Published vancomycin dosing recommendations for patients receiving maintenance hemodialysis were not designed to meet newly recommended 24-hour area under the curve/minimum inhibitory concentration (AUC_24h /MIC) pharmacokinetic/pharmacodynamic targets. The aims of this study were to predict pharmacokinetic/pharmacodynamic target attainment rates with a commonly used vancomycin regimen and to design a new dosing scheme incorporating therapeutic drug monitoring (TDM) to maximize target attainment in patients receiving vancomycin and hemodialysis with high- or low-flux hemodialyzers. Vancomycin pharmacokinetic- and dialysis-specific parameters were incorporated into Monte Carlo simulations (MCS). A commonly used vancomycin regimen was modeled to determine its likelihood of attaining AUC_24h /MIC targets for 1 week of thrice-weekly hemodialysis treatments. MCS was then used to develop optimal initial vancomycin dosing for patients receiving intradialytic or postdialytic vancomycin administration with either high- or low-flux hemodialyzers. Finally, a new MCS model incorporating TDM was built to further optimize the probability of pharmacokinetic/pharmacodynamic target attainment. Traditional vancomycin dosing methods are unlikely to meet AUC_24h /MIC targets. Vancomycin doses necessary to attain AUC_24h /MIC targets are significantly influenced by hemodialyzer permeability and whether vancomycin is administered intradialytically or after hemodialysis. Depending on dialyzer type and whether vancomycin is administered during or after hemodialysis, loading doses of 25 to 35 mg/kg followed by maintenance doses of 7.5 to 15 mg/kg are necessary to reach minimum AUC_24h /MIC targets in 90% of virtual patients. For a 3-day interdialytic period, a 30% higher maintenance dose is required to maintain target attainment. Dosing based on a single vancomycin serum concentration obtained prior to the second dialysis session greatly enhances the probability of target attainment.

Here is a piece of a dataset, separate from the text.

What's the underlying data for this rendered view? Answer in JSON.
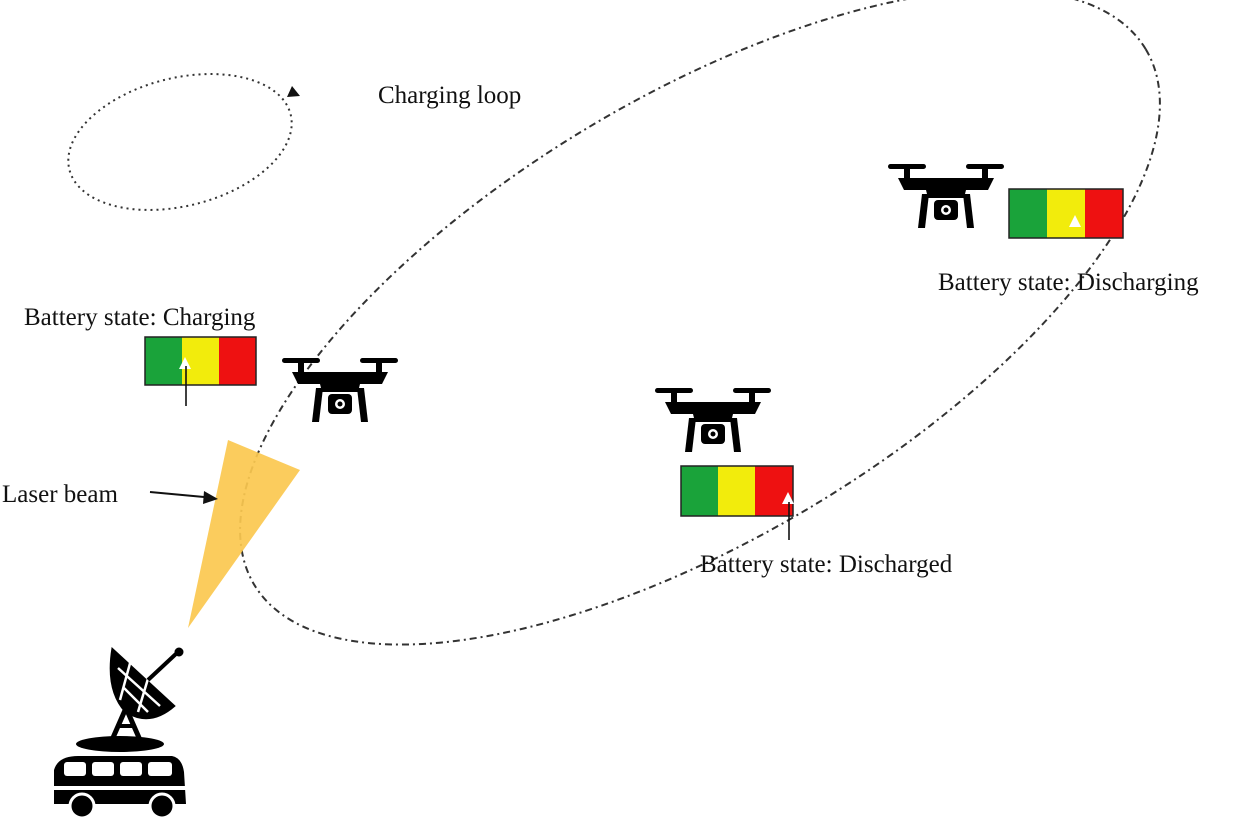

Validation of a Weight Threshold-Based Vancomycin Dosing Protocol for Patients Undergoing Intermittent Hemodialysis

BACKGROUND

Patients receiving intermittent hemodialysis (IHD) are at high risk of acquiring gram-positive infections, which are often treated with IV vancomycin. Despite frequent use of vancomycin in the IHD setting, there is variability in dosing and monitoring practices among clinicians at the study institution. There is also a paucity of evidence regarding optimal vancomycin dosing to achieve target pre-IHD serum concentration.

OBJECTIVES

The primary objective was to compare the percentage of treatment courses with a serum vancomycin concentration between 15 and 20 mg/L, measured before the third IHD session, before and after implementation of a weight threshold-based dosing protocol. The secondary objectives were to compare the percentage of treatment courses with a pre-third IHD vancomycin concentration between 10 and 22 mg/L and the number of vancomycin measurements per treatment day, before and after protocol implementation.

METHODS

This quasi-experimental, single-centre study included inpatients and outpatients who underwent IHD and received at least 2 IV doses of vancomycin, with vancomycin being measured in an appropriately drawn sample before the third IHD session. Before protocol implementation, vancomycin dosing was at the clinician's discretion (usual care). After protocol implementation, each patient received a loading dose of 1000, 1500, or 2000 mg and a maintenance dose of 500, 750, or 1000 mg, depending on body weight.

RESULTS

The percentage of treatment courses with a pre-third IHD vancomycin concentration between 15 and 20 mg/L was greater after implementation of the protocol than with usual care, but the difference was nonsignificant (44% [8/18] versus 20% [3/15], p = 0.27). However, the percentage of treatment courses with a pre-third IHD vancomycin concentration between 10 and 22 mg/L was significantly higher after protocol implementation (94% [17/18] versus 53% [8/15], p = 0.012). There was no difference in the median number of vancomycin measurements per treatment day before and after protocol implementation (0.133 versus 0.125, p = 0.99).

CONCLUSIONS

At the study institution, the likelihood of achieving recommended vancomycin concentration increased (relative to previous practice) after implementation of a simplified vancomycin dosing protocol for patients undergoing IHD.